In Seattle, where homebuyers have long suffered with affordability, even a $1 million-plus budget no longer guarantees living in the city’s high-priced market.
The median price for a single-family home in the city hit $1 million last month. That means half the home sales that month had a higher price tag, while the other half sold for less.
But as home prices continued to rise, single-family homes priced at or under $1 million are in fewer pockets of the city and often draw fierce competition from buyers, real estate agents say.
“It might be the entry level for some neighborhoods,” said David Palmer, a Seattle-based agent for Redfin.
Ryan Palardy, a Seattle-based agent, said $1 million will buy “a pretty reasonable town house in a pretty decent location.” As for single-family homes, $1 million buys a house “on the fringes of the city” or a small fixer-upper in a desirable neighborhood. He also said the $1 million traditional home is usually 30 to 70 years old, rarely updated and often under 2,000 square feet.

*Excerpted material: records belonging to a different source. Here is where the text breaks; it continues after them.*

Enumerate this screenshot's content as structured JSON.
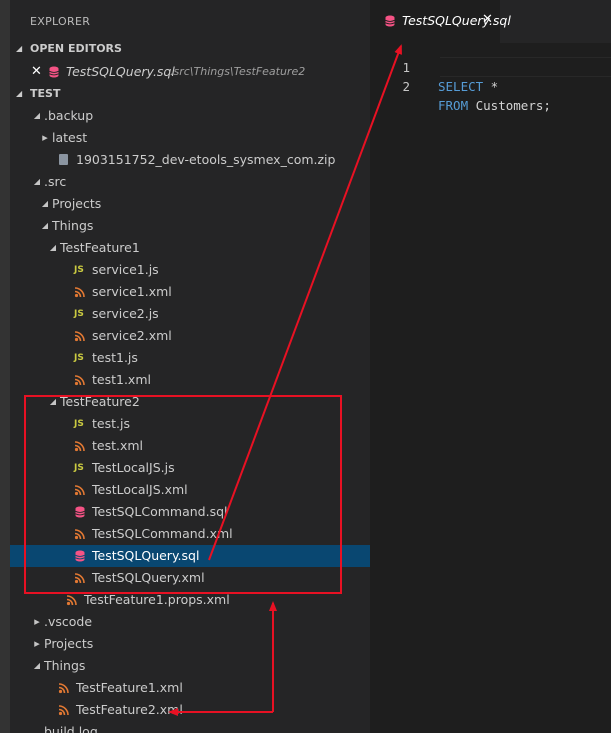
{
  "sidebar": {
    "title": "EXPLORER",
    "open_editors_header": "OPEN EDITORS",
    "open_editor": {
      "name": "TestSQLQuery.sql",
      "path": ".src\\Things\\TestFeature2",
      "close_glyph": "✕"
    },
    "workspace_header": "TEST",
    "tree": [
      {
        "label": ".backup",
        "indent": 1,
        "kind": "folder",
        "expanded": true
      },
      {
        "label": "latest",
        "indent": 2,
        "kind": "folder",
        "expanded": false
      },
      {
        "label": "1903151752_dev-etools_sysmex_com.zip",
        "indent": 2,
        "kind": "zip"
      },
      {
        "label": ".src",
        "indent": 1,
        "kind": "folder",
        "expanded": true
      },
      {
        "label": "Projects",
        "indent": 2,
        "kind": "folder",
        "expanded": true
      },
      {
        "label": "Things",
        "indent": 2,
        "kind": "folder",
        "expanded": true
      },
      {
        "label": "TestFeature1",
        "indent": 3,
        "kind": "folder",
        "expanded": true
      },
      {
        "label": "service1.js",
        "indent": 4,
        "kind": "js"
      },
      {
        "label": "service1.xml",
        "indent": 4,
        "kind": "xml"
      },
      {
        "label": "service2.js",
        "indent": 4,
        "kind": "js"
      },
      {
        "label": "service2.xml",
        "indent": 4,
        "kind": "xml"
      },
      {
        "label": "test1.js",
        "indent": 4,
        "kind": "js"
      },
      {
        "label": "test1.xml",
        "indent": 4,
        "kind": "xml"
      },
      {
        "label": "TestFeature2",
        "indent": 3,
        "kind": "folder",
        "expanded": true
      },
      {
        "label": "test.js",
        "indent": 4,
        "kind": "js"
      },
      {
        "label": "test.xml",
        "indent": 4,
        "kind": "xml"
      },
      {
        "label": "TestLocalJS.js",
        "indent": 4,
        "kind": "js"
      },
      {
        "label": "TestLocalJS.xml",
        "indent": 4,
        "kind": "xml"
      },
      {
        "label": "TestSQLCommand.sql",
        "indent": 4,
        "kind": "sql"
      },
      {
        "label": "TestSQLCommand.xml",
        "indent": 4,
        "kind": "xml"
      },
      {
        "label": "TestSQLQuery.sql",
        "indent": 4,
        "kind": "sql",
        "selected": true
      },
      {
        "label": "TestSQLQuery.xml",
        "indent": 4,
        "kind": "xml"
      },
      {
        "label": "TestFeature1.props.xml",
        "indent": 3,
        "kind": "xml"
      },
      {
        "label": ".vscode",
        "indent": 1,
        "kind": "folder",
        "expanded": false
      },
      {
        "label": "Projects",
        "indent": 1,
        "kind": "folder",
        "expanded": false
      },
      {
        "label": "Things",
        "indent": 1,
        "kind": "folder",
        "expanded": true
      },
      {
        "label": "TestFeature1.xml",
        "indent": 2,
        "kind": "xml"
      },
      {
        "label": "TestFeature2.xml",
        "indent": 2,
        "kind": "xml"
      },
      {
        "label": "build.log",
        "indent": 1,
        "kind": "file"
      }
    ]
  },
  "editor": {
    "tab": {
      "label": "TestSQLQuery.sql",
      "close_glyph": "✕"
    },
    "lines": [
      {
        "number": "1",
        "tokens": [
          {
            "text": "SELECT",
            "type": "keyword"
          },
          {
            "text": " *",
            "type": "text"
          }
        ]
      },
      {
        "number": "2",
        "tokens": [
          {
            "text": "FROM",
            "type": "keyword"
          },
          {
            "text": " Customers;",
            "type": "text"
          }
        ]
      }
    ]
  },
  "colors": {
    "sidebar_bg": "#252526",
    "editor_bg": "#1e1e1e",
    "selection_bg": "#094771",
    "keyword": "#569cd6",
    "annotation_red": "#e81123",
    "js_icon": "#cbcb41",
    "xml_icon": "#e37933",
    "sql_icon": "#f55385"
  },
  "icons": {
    "folder_expanded": "triangle-down",
    "folder_collapsed": "triangle-right",
    "js": "js-icon",
    "xml": "rss-icon",
    "sql": "database-icon",
    "zip": "zip-icon"
  }
}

“Not bad houses per se,” Palardy said, “but definitely not something people would be fighting for if they could afford something more.”
Koks, who is Palardy’s client, said the homes priced around $1 million that they’ve walked through almost always had “flaws,” such as odd floor plans or they are far outside the area where they want to live.

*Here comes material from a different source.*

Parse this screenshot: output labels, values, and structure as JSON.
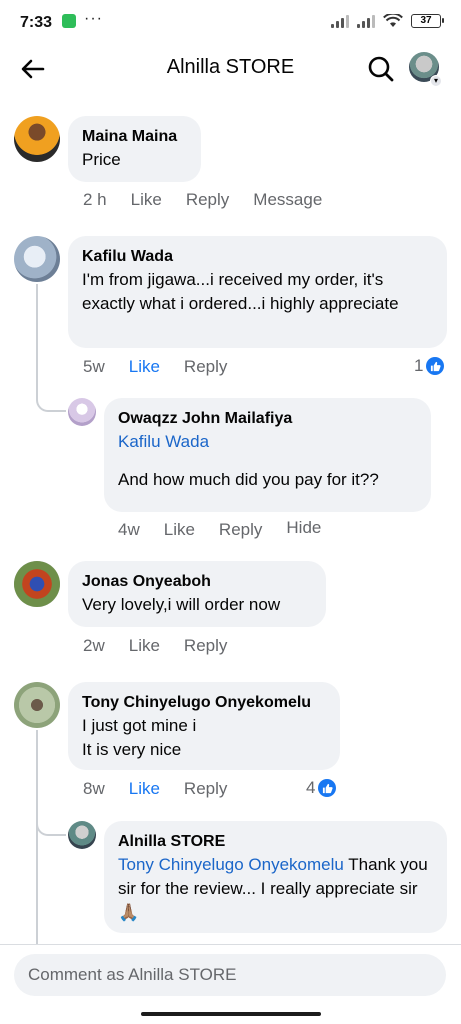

Koks is a regional sales manager who works remotely for a brewery, and his wife works downtown. The couple, both 30, own a three-bedroom town house in the north-central neighborhood of Greenwood but are planning for when they have children and need more room.

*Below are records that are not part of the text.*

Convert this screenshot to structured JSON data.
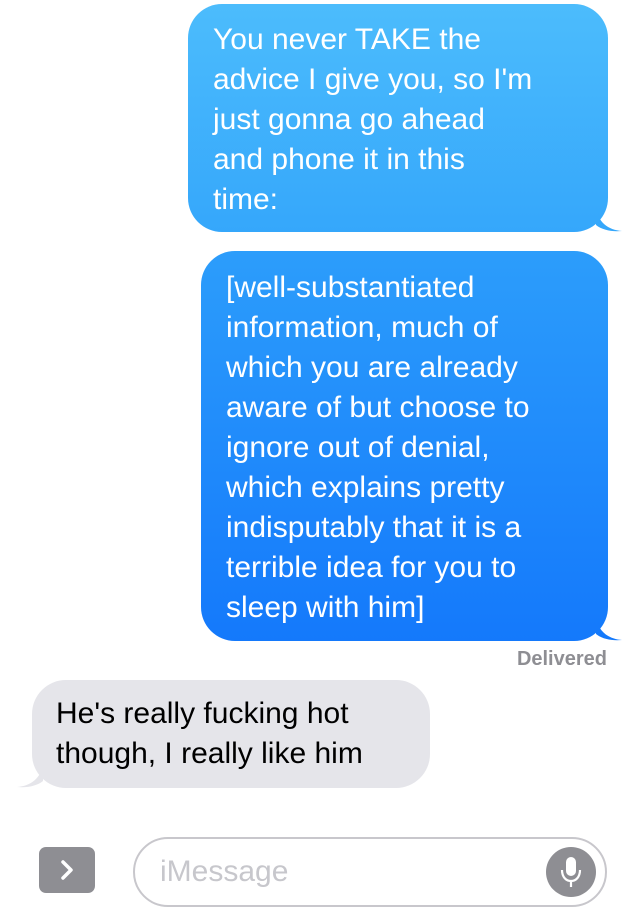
{
  "conversation": {
    "messages": [
      {
        "direction": "sent",
        "text": "You never TAKE the\nadvice I give you, so I'm\njust gonna go ahead\nand phone it in this\ntime:"
      },
      {
        "direction": "sent",
        "text": "[well-substantiated\ninformation, much of\nwhich you are already\naware of but choose to\nignore out of denial,\nwhich explains pretty\nindisputably that it is a\nterrible idea for you to\nsleep with him]"
      },
      {
        "direction": "received",
        "text": "He's really fucking hot\nthough, I really like him"
      }
    ],
    "delivery_status": "Delivered"
  },
  "composer": {
    "placeholder": "iMessage",
    "expand_icon": "chevron-right-icon",
    "mic_icon": "microphone-icon"
  },
  "colors": {
    "sent_bubble_top": "#4cbcfc",
    "sent_bubble_bottom": "#1479fb",
    "received_bubble": "#e5e5ea",
    "secondary_gray": "#8e8e93"
  }
}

They would like to stay in Greenwood or nearby, like Phinney Ridge and Ballard. His wife takes public transit to an office downtown. Neither want to leave the city for the suburbs.
“We want to live within walking distance from amenities that we enjoy,” Koks said. “We live in the city for a reason.”
Despite their setbacks, Koks said they remain selective, hoping they will eventually find their dream house on a budget not to exceed $1.2 million.
“Ultimately, the plan is to buy a single-family home and what that might look like is a good question.”
The shrinking $1 million home
The size of Seattle-area homes that can be purchased for a million has been getting smaller, according to Zillow.
As of January, the typical Seattle-area home worth $1 million was 2,120 square feet, which has shrunk by 410 square feet over the past five years, Zillow said. The national average for a $1 million home is 2,388 square feet. Since 2020, Seattle-area homes at $1 million have lost one bedroom and a quarter of a bathroom, Zillow estimates.
Among major metros, only in the pricey California cities of San Jose, San Francisco, Los Angeles and San Diego will $1 million dollars buy less house, Zillow said.
This “shrinkflation” is primarily a result of escalating home prices, which have been driven up by strong buyer demand for a scanty numbers of homes, said Orphe Divounguy, a senior economist with Zillow. This is particularly true of traditional, single-family homes within city limits.